Respected Advocacy Group for Women Voters...Until Now
Conceived and founded by Page Gardner, a 20-year-veteran of presidential, senatorial, gubernatorial, and congressional campaigns and a political and communications manager and strategist, Women's Voices, Women Vote was established to register more unmarried women voters. As the WVWV website notes:
...[A]ccording to the U.S. Census, 46% of all voting-age women are unmarried, and 55% of all women not registered to vote are unmarried.

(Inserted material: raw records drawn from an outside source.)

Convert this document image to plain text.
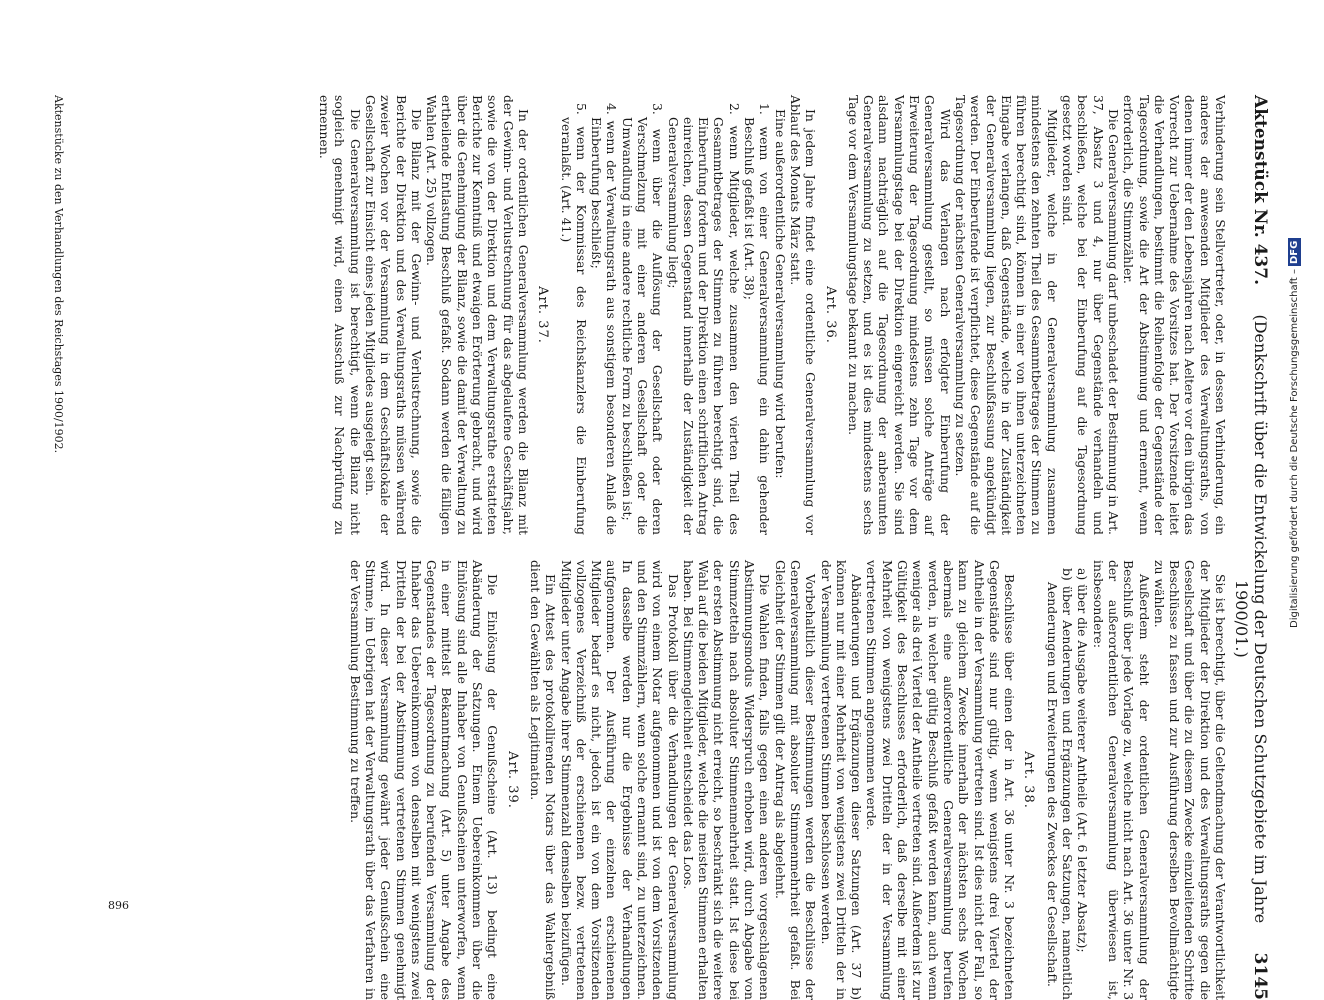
Aktenstück Nr. 437.
(Denkschrift über die Entwickelung der Deutschen Schutzgebiete im Jahre 1900/01.)
3145

Verhinderung sein Stellvertreter, oder, in dessen Verhinderung, ein anderes der anwesenden Mitglieder des Verwaltungsraths, von denen immer der den Lebensjahren nach Aeltere vor den übrigen das Vorrecht zur Uebernahme des Vorsitzes hat. Der Vorsitzende leitet die Verhandlungen, bestimmt die Reihenfolge der Gegenstände der Tagesordnung, sowie die Art der Abstimmung und ernennt, wenn erforderlich, die Stimmzähler.

Die Generalversammlung darf unbeschadet der Bestimmung in Art. 37, Absatz 3 und 4, nur über Gegenstände verhandeln und beschließen, welche bei der Einberufung auf die Tagesordnung gesetzt worden sind.

Mitglieder, welche in der Generalversammlung zusammen mindestens den zehnten Theil des Gesammtbetrages der Stimmen zu führen berechtigt sind, können in einer von ihnen unterzeichneten Eingabe verlangen, daß Gegenstände, welche in der Zuständigkeit der Generalversammlung liegen, zur Beschlußfassung angekündigt werden. Der Einberufende ist verpflichtet, diese Gegenstände auf die Tagesordnung der nächsten Generalversammlung zu setzen.

Wird das Verlangen nach erfolgter Einberufung der Generalversammlung gestellt, so müssen solche Anträge auf Erweiterung der Tagesordnung mindestens zehn Tage vor dem Versammlungstage bei der Direktion eingereicht werden. Sie sind alsdann nachträglich auf die Tagesordnung der anberaumten Generalversammlung zu setzen, und es ist dies mindestens sechs Tage vor dem Versammlungstage bekannt zu machen.

Art. 36.

In jedem Jahre findet eine ordentliche Generalversammlung vor Ablauf des Monats März statt.

Eine außerordentliche Generalversammlung wird berufen:

1. wenn von einer Generalversammlung ein dahin gehender Beschluß gefaßt ist (Art. 38);
2. wenn Mitglieder, welche zusammen den vierten Theil des Gesammtbetrages der Stimmen zu führen berechtigt sind, die Einberufung fordern und der Direktion einen schriftlichen Antrag einreichen, dessen Gegenstand innerhalb der Zuständigkeit der Generalversammlung liegt;
3. wenn über die Auflösung der Gesellschaft oder deren Verschmelzung mit einer anderen Gesellschaft oder die Umwandlung in eine andere rechtliche Form zu beschließen ist;
4. wenn der Verwaltungsrath aus sonstigem besonderen Anlaß die Einberufung beschließt;
5. wenn der Kommissar des Reichskanzlers die Einberufung veranlaßt. (Art. 41.)
Art. 37.

In der ordentlichen Generalversammlung werden die Bilanz mit der Gewinn- und Verlustrechnung für das abgelaufene Geschäftsjahr, sowie die von der Direktion und dem Verwaltungsrathe erstatteten Berichte zur Kenntniß und etwaigen Erörterung gebracht, und wird über die Genehmigung der Bilanz, sowie die damit der Verwaltung zu ertheilende Entlastung Beschluß gefaßt. Sodann werden die fälligen Wahlen (Art. 25) vollzogen.

Die Bilanz mit der Gewinn- und Verlustrechnung, sowie die Berichte der Direktion und des Verwaltungsraths müssen während zweier Wochen vor der Versammlung in dem Geschäftslokale der Gesellschaft zur Einsicht eines jeden Mitgliedes ausgelegt sein.

Die Generalversammlung ist berechtigt, wenn die Bilanz nicht sogleich genehmigt wird, einen Ausschuß zur Nachprüfung zu ernennen.

Sie ist berechtigt, über die Geltendmachung der Verantwortlichkeit der Mitglieder der Direktion und des Verwaltungsraths gegen die Gesellschaft und über die zu diesem Zwecke einzuleitenden Schritte Beschlüsse zu fassen und zur Ausführung derselben Bevollmächtigte zu wählen.

Außerdem steht der ordentlichen Generalversammlung der Beschluß über jede Vorlage zu, welche nicht nach Art. 36 unter Nr. 3 der außerordentlichen Generalversammlung überwiesen ist, insbesondere:

a) über die Ausgabe weiterer Antheile (Art. 6 letzter Absatz);
b) über Aenderungen und Ergänzungen der Satzungen, namentlich Aenderungen und Erweiterungen des Zweckes der Gesellschaft.
Art. 38.

Beschlüsse über einen der in Art. 36 unter Nr. 3 bezeichneten Gegenstände sind nur gültig, wenn wenigstens drei Viertel der Antheile in der Versammlung vertreten sind. Ist dies nicht der Fall, so kann zu gleichem Zwecke innerhalb der nächsten sechs Wochen abermals eine außerordentliche Generalversammlung berufen werden, in welcher gültig Beschluß gefaßt werden kann, auch wenn weniger als drei Viertel der Antheile vertreten sind. Außerdem ist zur Gültigkeit des Beschlusses erforderlich, daß derselbe mit einer Mehrheit von wenigstens zwei Dritteln der in der Versammlung vertretenen Stimmen angenommen werde.

Abänderungen und Ergänzungen dieser Satzungen (Art. 37 b) können nur mit einer Mehrheit von wenigstens zwei Dritteln der in der Versammlung vertretenen Stimmen beschlossen werden.

Vorbehaltlich dieser Bestimmungen werden die Beschlüsse der Generalversammlung mit absoluter Stimmenmehrheit gefaßt. Bei Gleichheit der Stimmen gilt der Antrag als abgelehnt.

Die Wahlen finden, falls gegen einen anderen vorgeschlagenen Abstimmungsmodus Widerspruch erhoben wird, durch Abgabe von Stimmzetteln nach absoluter Stimmenmehrheit statt. Ist diese bei der ersten Abstimmung nicht erreicht, so beschränkt sich die weitere Wahl auf die beiden Mitglieder, welche die meisten Stimmen erhalten haben. Bei Stimmengleichheit entscheidet das Loos.

Das Protokoll über die Verhandlungen der Generalversammlung wird von einem Notar aufgenommen und ist von dem Vorsitzenden und den Stimmzählern, wenn solche ernannt sind, zu unterzeichnen. In dasselbe werden nur die Ergebnisse der Verhandlungen aufgenommen. Der Ausführung der einzelnen erschienenen Mitglieder bedarf es nicht, jedoch ist ein von dem Vorsitzenden vollzogenes Verzeichniß der erschienenen bezw. vertretenen Mitglieder unter Angabe ihrer Stimmenzahl demselben beizufügen.

Ein Attest des protokollirenden Notars über das Wahlergebniß dient den Gewählten als Legitimation.

Art. 39.

Die Einlösung der Genußscheine (Art. 13) bedingt eine Abänderung der Satzungen. Einem Uebereinkommen über die Einlösung sind alle Inhaber von Genußscheinen unterworfen, wenn in einer mittelst Bekanntmachung (Art. 5) unter Angabe des Gegenstandes der Tagesordnung zu berufenden Versammlung der Inhaber das Uebereinkommen von denselben mit wenigstens zwei Dritteln der bei der Abstimmung vertretenen Stimmen genehmigt wird. In dieser Versammlung gewährt jeder Genußschein eine Stimme, im Uebrigen hat der Verwaltungsrath über das Verfahren in der Versammlung Bestimmung zu treffen.

Aktenstücke zu den Verhandlungen des Reichstages 1900/1902.
896
Digitalisierung gefördert durch die Deutsche Forschungsgemeinschaft – DFG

Fifteen million unmarried women were not registered to vote in 2004, and nearly 20 million unmarried women did not cast ballots on Election Day. If unmarried women voted at the same rate as married women, over six million more voters would have gone to the polls in 2004.Well-respected among national women's advocacy groups, the organization came under fire during the already-volatile Democratic primary season in spring 2008. Triggered by a spate of events prior to the North Carolina primary, WVWV's actions have been called into question.
Mysterious Phone Calls Frustrate Many
According to Facing South, the online newsletter of the Institute for Southern Studies, 'robocalls' have caused confusion among black voters in North Carolina:N.C. residents have reported receiving peculiar automated calls from someone claiming to be "Lamont Williams." The caller says that a "voter registration packet" is coming in the mail, and the recipient can sign it and mail it back to be registered to vote. No other information is provided.The call is deceptive because the deadline has already passed for mail-in registrations for North Carolina's May 6 primary. Also, many who have received the ...are already registered. The call's suggestion that they're not registered has caused widespread confusion and drawn hundreds of complaints, including many from African-American voters who received the calls.
A Question of Civil Liberties
The calls were eventually traced back to Women's Voices, Women Vote. About.com's Guide to Civil Liberties, Tom Head, comments on the alleged disingenuous manner in which the Washington-based group made those calls:The robocall from Women's Voices Women Vote, which made no reference to the organization (leaving listeners with the impression that it was being made from the local voting precinct), targeted black registered voters with a recording telling them (incorrectly) that they would need to wait until they received a form in the mail in order to vote. Oh, and the form? 110,000 of the WVWV mailers will finally arrive in eastern North Carolina sometime next week. The N.C. Department of Justice is investigating, but the North Carolina NAACP has also filed a complaint.
Voter Fraud a Felony
"When you mess with the right to vote, you're messing with everything that is fundamental in our democracy," stated N.C. NAACP President Dr. William J. Barber II, as the organization's complaint was filed on May 3, 2008.
The Institute for Southern Studies is clear about the seriousness of voter tampering:
It is also a Class I felony in North Carolina "to misrepresent the law to the public through mass mailing or any other means of communication where the intent and the effect is to intimidate or discourage potential voters from exercising their lawful right to vote."